Radio-continuum spectra of pulsars with free-free thermal absorption

¹ CONICET-Universidad Nacional de Córdoba, Instituto de Astronomía Teórica y Experimental (IATE), Laprida 854, X5000BGR, Córdoba, Argentina
² Observatorio Astronómico, Universidad Nacional de Córdoba, Laprida 854, X5000BGR, Córdoba, Argentina
³ Instituto de Astronomía y Física del Espacio (IAFE), Ciudad Universitaria - Pabellón 2, Intendente Güiraldes 2160 (C1428EGA), Ciudad Autónoma de Buenos Aires, Argentina
⁴ Remote Sensing Division, Naval Research Laboratory, Code 7213, 4555 Overlook Ave SW, Washington, DC, 20375, USA

^★ Corresponding author: This email address is being protected from spambots. You need JavaScript enabled to view it.

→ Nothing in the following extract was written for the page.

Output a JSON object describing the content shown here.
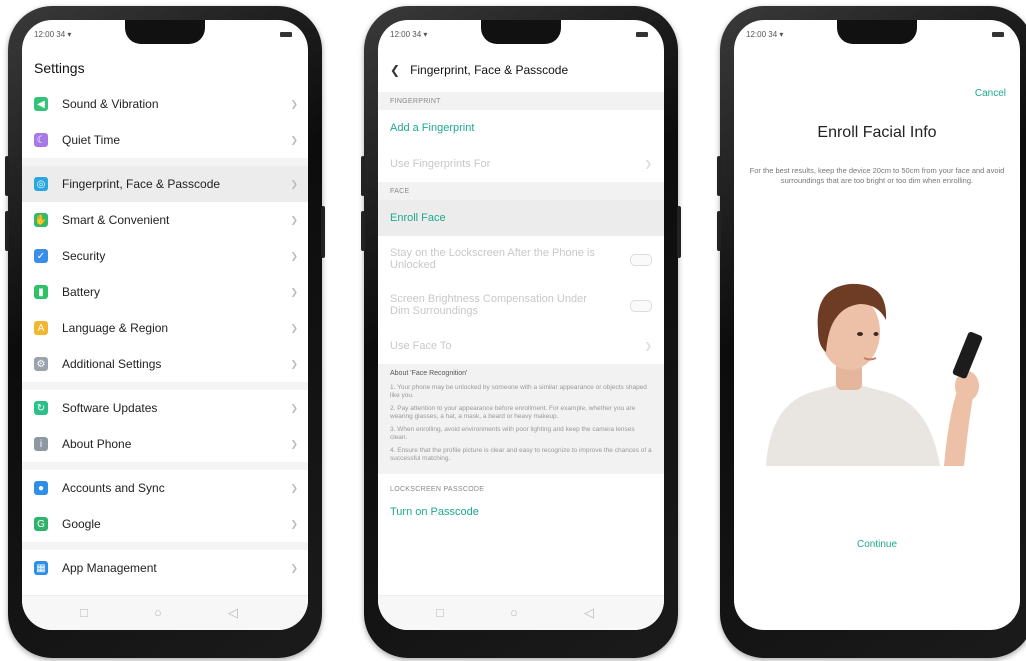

Received: 4 September 2025
Accepted: 15 November 2025

Abstract

The radio continuum spectra of pulsars (PSRs) exhibit a wide variety of shapes, which are interpreted as pure and broken power laws, power laws with turnovers or cutoffs, and logarithmic-parabolic profiles. A notable fraction of these have well-defined power laws with ν^−2.1 exponential turnovers, indicative of free-free thermal absorption along the line of sight. We analysed a sample of 63 PSRs with such spectral shapes, compiled from four previously published studies, to investigate their statistical properties. We normalised each spectrum to a characteristic frequency and flux density of its own, facilitating a consistent treatment across the four subsamples. We show that these two fitted parameters are correlated by a power law, with its slope reflecting the median spectral index (∼−2.0) of PSR emission. We find that the turnover frequencies in our sample are typically high, clustering around 558 MHz, which implies notably high emission measures (∼10⁵ pc cm⁻⁶) for an inferred thermal absorbing medium with an electron temperature of 8000 K. Moreover, by combining these emission measures with dispersion measures derived from pulse time delays, we break the degeneracy between the electron density and the path length of the absorbers. This reveals a discrete near-in population of absorbers characterised by small sizes (∼0.1 pc) and high electron densities (∼10³ cm⁻³), which exhibit a clear size-density anti-correlation reminiscent of that observed in Galactic and extragalactic H ii regions.